Defining things more clearly

Black Swallowtail Caterpillar, enjoying the cilantro in the garden while it prepares for the next leg of the journey

I’ve been absent here this summer, haven’t I? It hasn’t been a conscious break, it’s been more because I’ve been busy and exhausted rather than anything else. I’m seeing that the break might have been just what I needed at the time. It’s mid-August, the summer season is coming to an end, and I’m starting to reassess how I spend my time. That uneasy “too busy” feeling has been creeping in and I’m not comfortable with it. I’ve been spending time doing things I don’t truly love and at the same time, putting aside things that are fulfilling. It’s time to change all of that.
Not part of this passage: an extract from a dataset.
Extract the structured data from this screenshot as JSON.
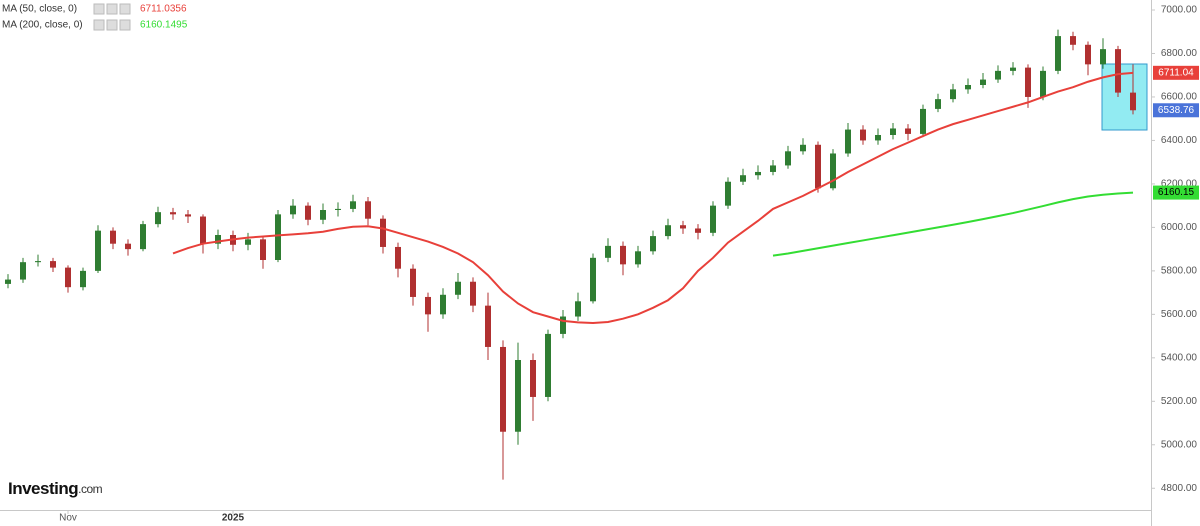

I started this blog as part of the PhotoJojo challenge to take a photo a day for a year. That was several years ago and I’ve been keeping it up ever since. Because the blog is (in my mind) closely tied to photography, I find that during those times when I’m not inspired to take photos or too busy to take them off my camera I step away. Other things fill in the space, leaving me more and more disconnected from my camera, my writing, and my creative side. When I do come back, I sometimes feel confused: this space isn’t just for photos anymore. What is it for? I have a very active life – children, homesteading, homeschooling, spiritual journey, environmental activism, extended family, friends. What do I include?

Like I said, it’s time to reassess and define things more clearly. In the past I have written mostly about my homesteading happenings. I don’t say much about friends and family, about the ins and outs of daily homeschooling, about spirituality, or about politics. I do talk about my chickens, my garden, my recipes, and my reflections on the world around me. Somewhere in the past I’ve said that I mark time here. I solidify memories and remind myself how the rhythm of the seasons plays out year after year. I’m going to keep that up. I’m making creativity a priority again. Thank you for being part of this journey too.